Nearly 30 of our teams run all or some of the workloads on the clusters. Approximately 70% of our HTTP traffic is generated in applications on Kubernetes clusters. This is probably the most extensive technology convergence since I joined the company after the Forward group bought the uSwitch in 2010 when we switched from .NET and physical servers to AWS and from a monolithic system to microservices .
And everything happened very quickly. At the end of 2017, all teams used their AWS infrastructure. They set up load balancers, EC2 instances, ECS cluster updates, and so on. It took a little over a year, and everything changed.
We spent a minimum of time on convergence, and as a result, Kubernetes helped us solve pressing problems - our cloud grew, the organization became more complicated, and we hardly entered new people into the teams. We did not change the organization to use Kubernetes. On the contrary - we used Kubernetes to change the organization.
Maybe the developers did not notice the big changes, but the data speak for themselves. More on this later.
Many years ago I was at a Clojure conference and heard a lecture by Michael Nygard on architecture that cannot be brought to a final state . He opened my eyes. A neat and orderly system looks caricature when it compares the TV shops with kitchen goods and large-scale software architecture - the existing system looks like a dull knife, and some kind of porridge comes out instead of even slices. Without a new knife, there’s nothing to think about salad.
This is about how organizations adore three-year projects: the first year is development and preparation, the second year is implementation, the third is return. In the lecture, he says that such projects are usually done continuously and rarely get to the end of the second year (often due to another company's acquisition and changes in direction and strategy), so the usual architecture is
layering of change in some kind of stability.
And uSwitch is a great example.
We switched to AWS for many reasons - our system could not cope with peak loads, and the development of the organization was hampered by a too rigid system and closely related teams that were formed for specific projects and were divided by specialization.
We were not going to drop everything, move all systems and start over. We created new services with proxying through the existing load balancer and gradually choked the old application. We wanted to immediately show a return and in the very first week we conducted A / B testing of the first version of the new service in production. As a result, we took long-term products and began to form teams for them under developers, designers, analysts, etc. And we immediately saw the result. In 2010, it seemed a real revolution.

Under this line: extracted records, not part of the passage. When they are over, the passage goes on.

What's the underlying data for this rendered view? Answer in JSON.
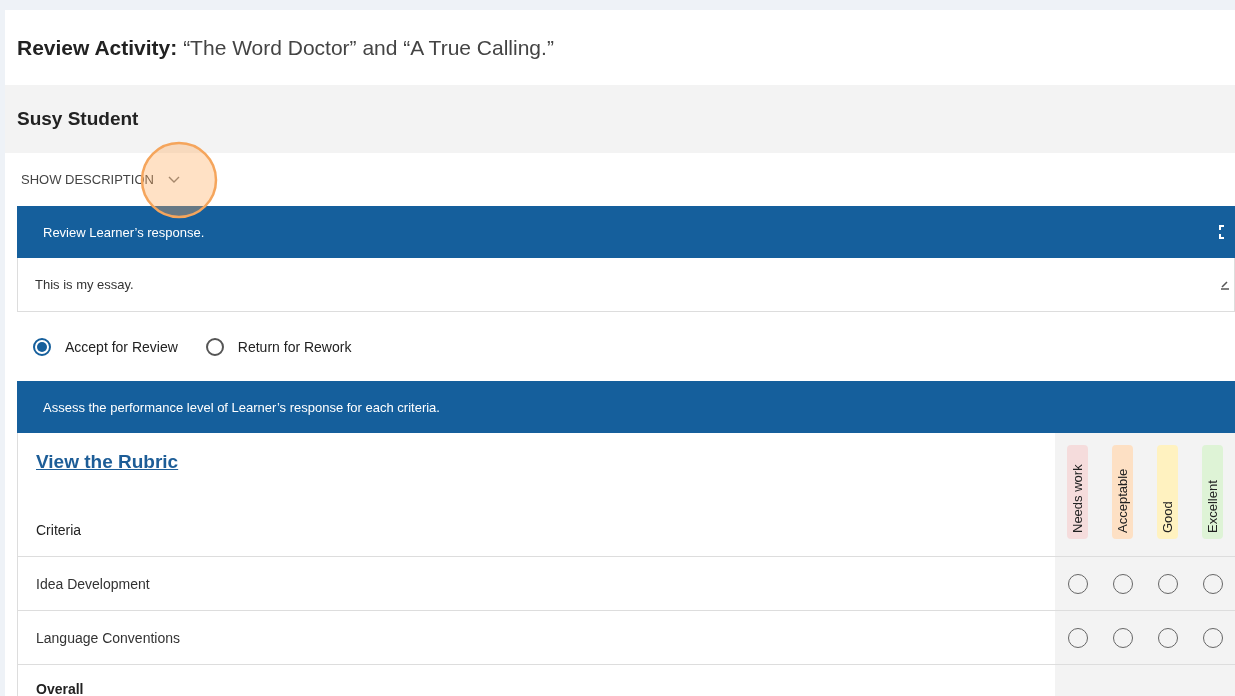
{
  "title": {
    "label": "Review Activity:",
    "text": "“The Word Doctor” and “A True Calling.”"
  },
  "student": {
    "name": "Susy Student"
  },
  "description_toggle": {
    "label": "SHOW DESCRIPTION",
    "expanded": false
  },
  "response_panel": {
    "heading": "Review Learner’s response.",
    "text": "This is my essay."
  },
  "review_options": [
    {
      "label": "Accept for Review",
      "selected": true
    },
    {
      "label": "Return for Rework",
      "selected": false
    }
  ],
  "assessment": {
    "heading": "Assess the performance level of Learner’s response for each criteria.",
    "rubric_link": "View the Rubric",
    "criteria_heading": "Criteria",
    "levels": [
      {
        "label": "Needs work",
        "color": "#f5dcdc"
      },
      {
        "label": "Acceptable",
        "color": "#fde0c4"
      },
      {
        "label": "Good",
        "color": "#fff2c0"
      },
      {
        "label": "Excellent",
        "color": "#def3d6"
      }
    ],
    "rows": [
      {
        "name": "Idea Development",
        "ratings": [
          {
            "selected": false
          },
          {
            "selected": false
          },
          {
            "selected": false
          },
          {
            "selected": false
          }
        ]
      },
      {
        "name": "Language Conventions",
        "ratings": [
          {
            "selected": false
          },
          {
            "selected": false
          },
          {
            "selected": false
          },
          {
            "selected": false
          }
        ]
      }
    ],
    "overall": "Overall"
  }
}
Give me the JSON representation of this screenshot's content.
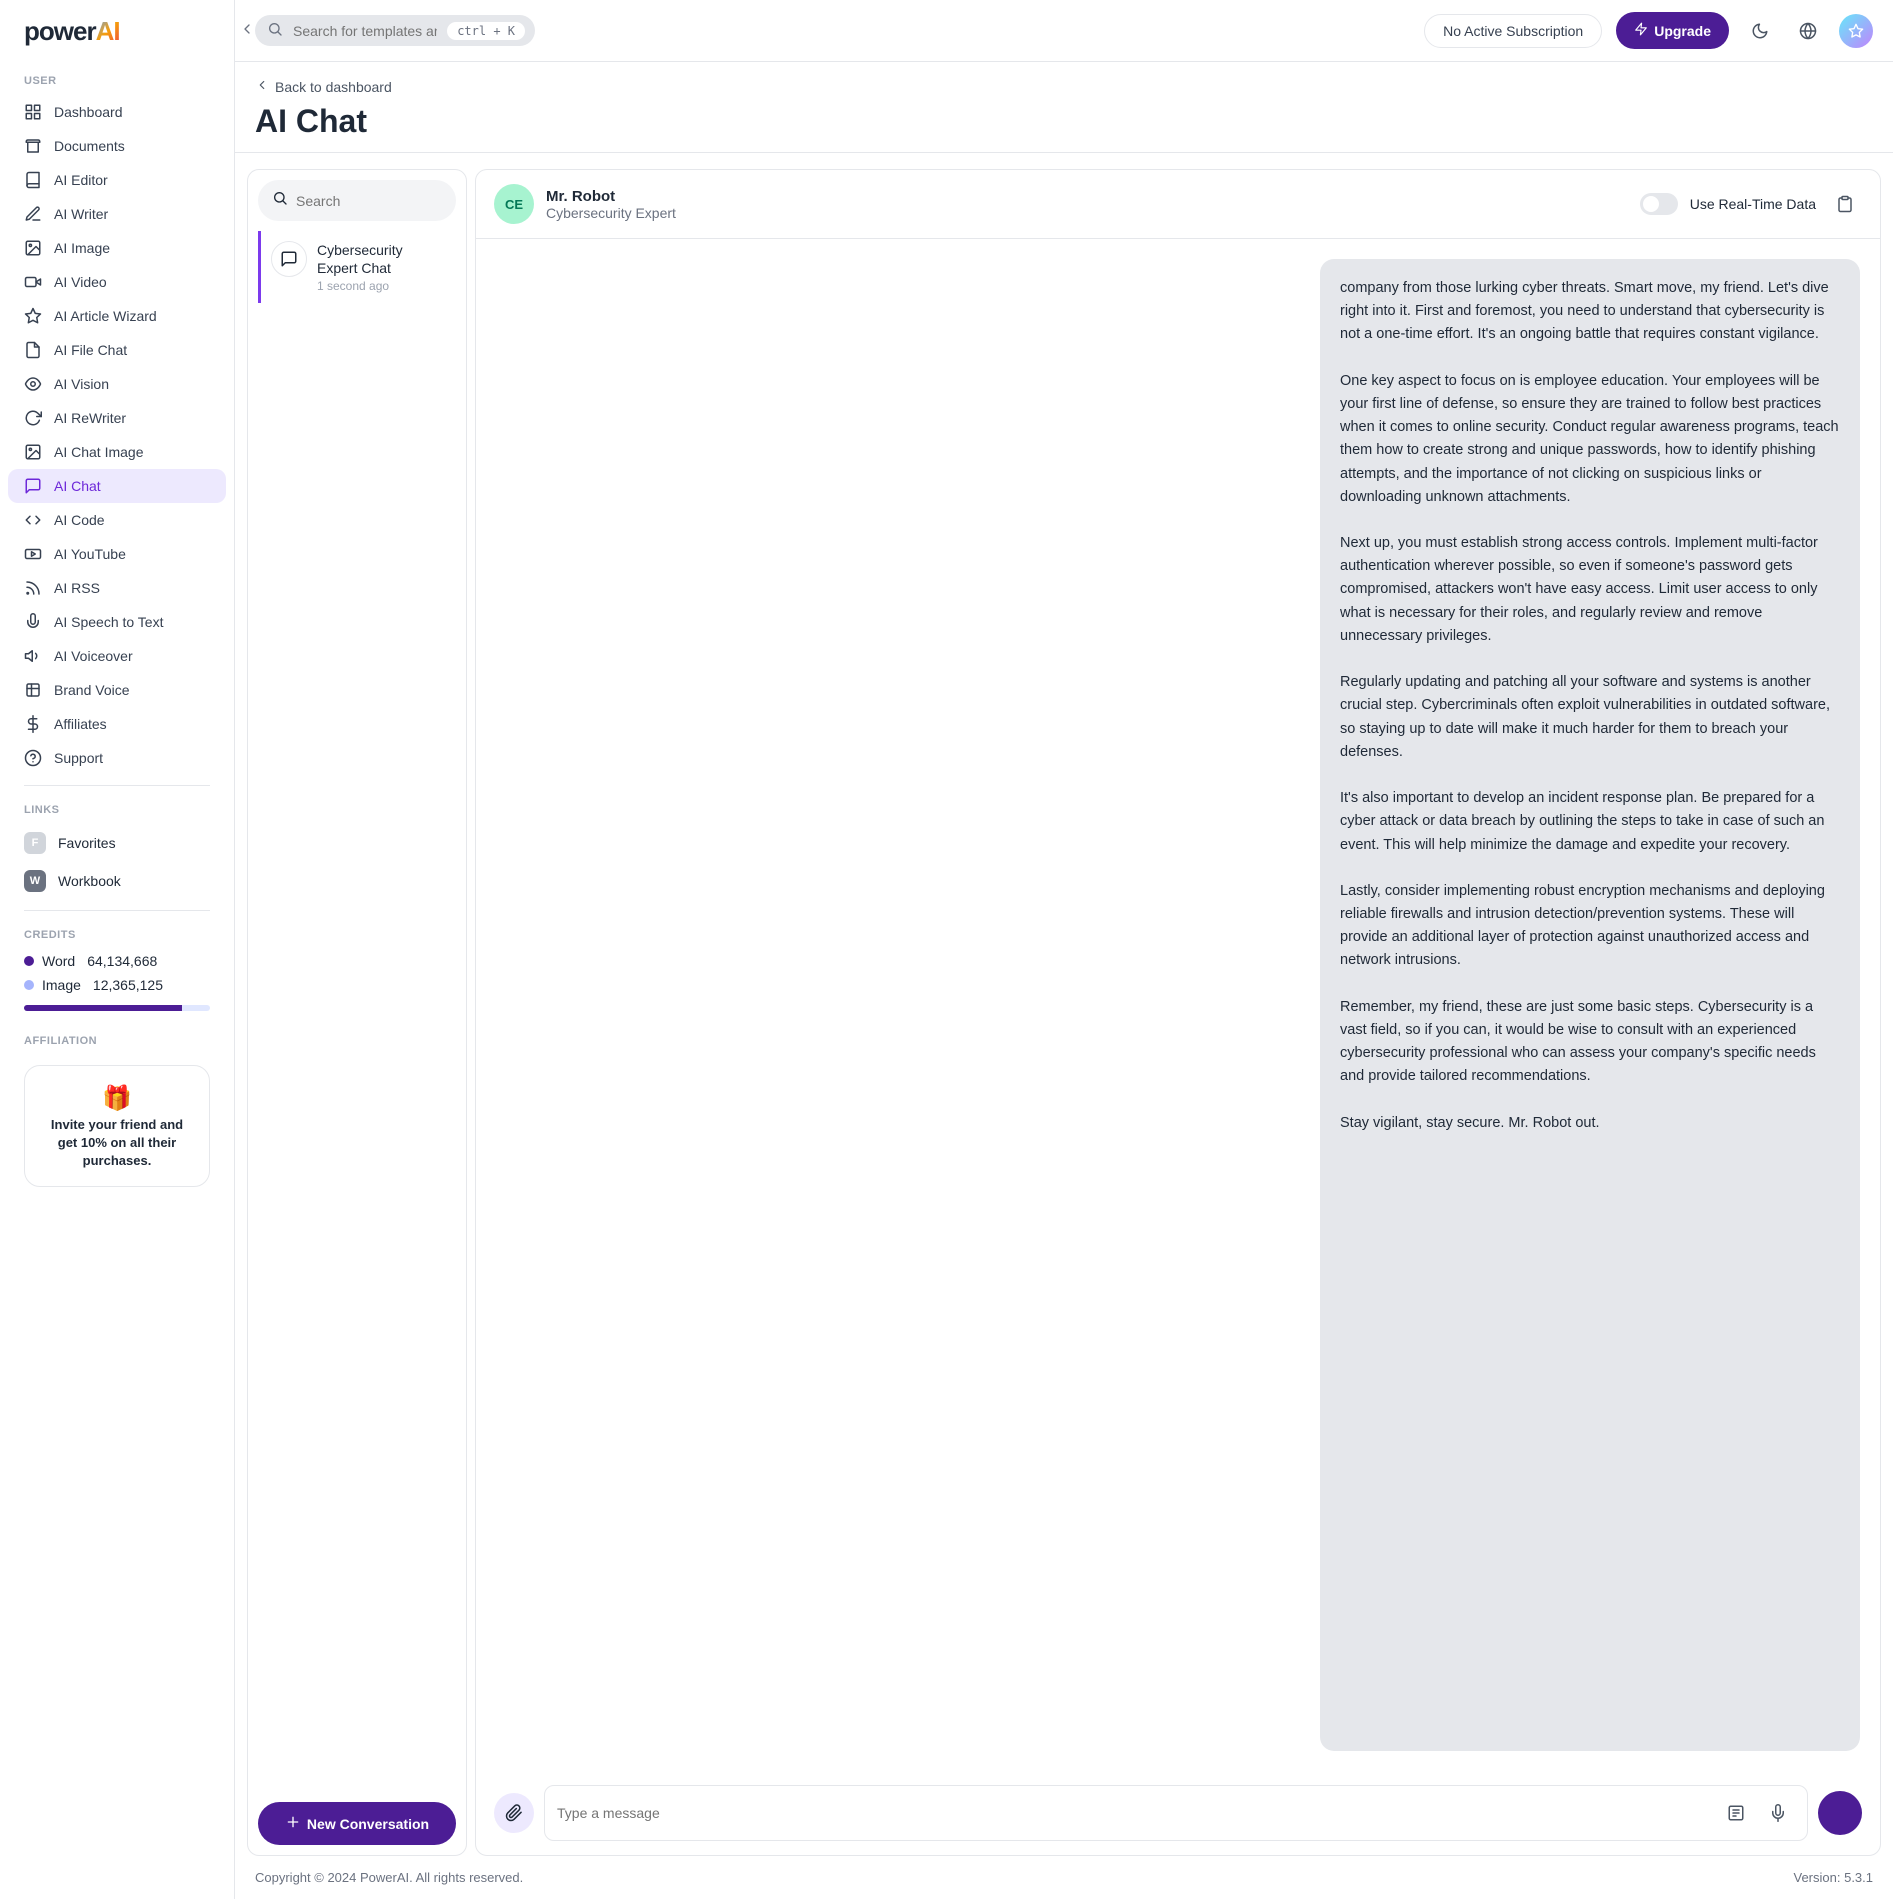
{
  "logo": {
    "text1": "power",
    "text2": "AI"
  },
  "sidebar": {
    "section_user": "USER",
    "items": [
      {
        "label": "Dashboard"
      },
      {
        "label": "Documents"
      },
      {
        "label": "AI Editor"
      },
      {
        "label": "AI Writer"
      },
      {
        "label": "AI Image"
      },
      {
        "label": "AI Video"
      },
      {
        "label": "AI Article Wizard"
      },
      {
        "label": "AI File Chat"
      },
      {
        "label": "AI Vision"
      },
      {
        "label": "AI ReWriter"
      },
      {
        "label": "AI Chat Image"
      },
      {
        "label": "AI Chat"
      },
      {
        "label": "AI Code"
      },
      {
        "label": "AI YouTube"
      },
      {
        "label": "AI RSS"
      },
      {
        "label": "AI Speech to Text"
      },
      {
        "label": "AI Voiceover"
      },
      {
        "label": "Brand Voice"
      },
      {
        "label": "Affiliates"
      },
      {
        "label": "Support"
      }
    ],
    "section_links": "LINKS",
    "links": [
      {
        "badge": "F",
        "color": "#d1d5db",
        "label": "Favorites"
      },
      {
        "badge": "W",
        "color": "#6b7280",
        "label": "Workbook"
      }
    ],
    "section_credits": "CREDITS",
    "credits": [
      {
        "label": "Word",
        "value": "64,134,668",
        "color": "#4c1d95"
      },
      {
        "label": "Image",
        "value": "12,365,125",
        "color": "#a5b4fc"
      }
    ],
    "section_affiliation": "AFFILIATION",
    "affiliation_text": "Invite your friend and get 10% on all their purchases."
  },
  "topbar": {
    "search_placeholder": "Search for templates and documents...",
    "shortcut": "ctrl + K",
    "subscription": "No Active Subscription",
    "upgrade": "Upgrade"
  },
  "page": {
    "back": "Back to dashboard",
    "title": "AI Chat"
  },
  "chatlist": {
    "search_placeholder": "Search",
    "items": [
      {
        "title": "Cybersecurity Expert Chat",
        "time": "1 second ago"
      }
    ],
    "new_conversation": "New Conversation"
  },
  "chat": {
    "persona_initials": "CE",
    "persona_name": "Mr. Robot",
    "persona_subtitle": "Cybersecurity Expert",
    "realtime_label": "Use Real-Time Data",
    "message": "company from those lurking cyber threats. Smart move, my friend. Let's dive right into it. First and foremost, you need to understand that cybersecurity is not a one-time effort. It's an ongoing battle that requires constant vigilance.\n\nOne key aspect to focus on is employee education. Your employees will be your first line of defense, so ensure they are trained to follow best practices when it comes to online security. Conduct regular awareness programs, teach them how to create strong and unique passwords, how to identify phishing attempts, and the importance of not clicking on suspicious links or downloading unknown attachments.\n\nNext up, you must establish strong access controls. Implement multi-factor authentication wherever possible, so even if someone's password gets compromised, attackers won't have easy access. Limit user access to only what is necessary for their roles, and regularly review and remove unnecessary privileges.\n\nRegularly updating and patching all your software and systems is another crucial step. Cybercriminals often exploit vulnerabilities in outdated software, so staying up to date will make it much harder for them to breach your defenses.\n\nIt's also important to develop an incident response plan. Be prepared for a cyber attack or data breach by outlining the steps to take in case of such an event. This will help minimize the damage and expedite your recovery.\n\nLastly, consider implementing robust encryption mechanisms and deploying reliable firewalls and intrusion detection/prevention systems. These will provide an additional layer of protection against unauthorized access and network intrusions.\n\nRemember, my friend, these are just some basic steps. Cybersecurity is a vast field, so if you can, it would be wise to consult with an experienced cybersecurity professional who can assess your company's specific needs and provide tailored recommendations.\n\nStay vigilant, stay secure. Mr. Robot out.",
    "input_placeholder": "Type a message"
  },
  "footer": {
    "copyright": "Copyright © 2024 PowerAI. All rights reserved.",
    "version": "Version: 5.3.1"
  }
}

Year after year we added new commands, services and applications and gradually “choked” the monolithic system. The teams progressed quickly - now they worked independently of each other and consisted of specialists in all the necessary fields. We have minimized the interaction of teams for product release. We have selected a few commands only for the configuration of the load balancer.
The teams themselves chose development methods, tools and languages. We set a task for them, and they themselves found a solution, because they understood the question best of all. With AWS, these changes have become easier.
We intuitively followed the principles of programming - teams that are loosely connected with each other will communicate less often and we will not have to spend precious resources to coordinate their work. All this is great described in the recently published book "Accelerate" .
As a result, as Michael Nigard described, we got a system from many layers of changes - some systems were automated with Puppet, some with Terraform, somewhere we used ECS, somewhere - EC2.
In 2012, we were proud of our architecture, which could be easily changed to experiment , find successful solutions and develop them.
But in 2017, we realized that a lot has changed.
Now AWS infrastructure is much more complicated than in 2010. It offers a lot of options and opportunities - but not without consequences. Today, any team that works with EC2 has to choose VPC, network configuration, and much more.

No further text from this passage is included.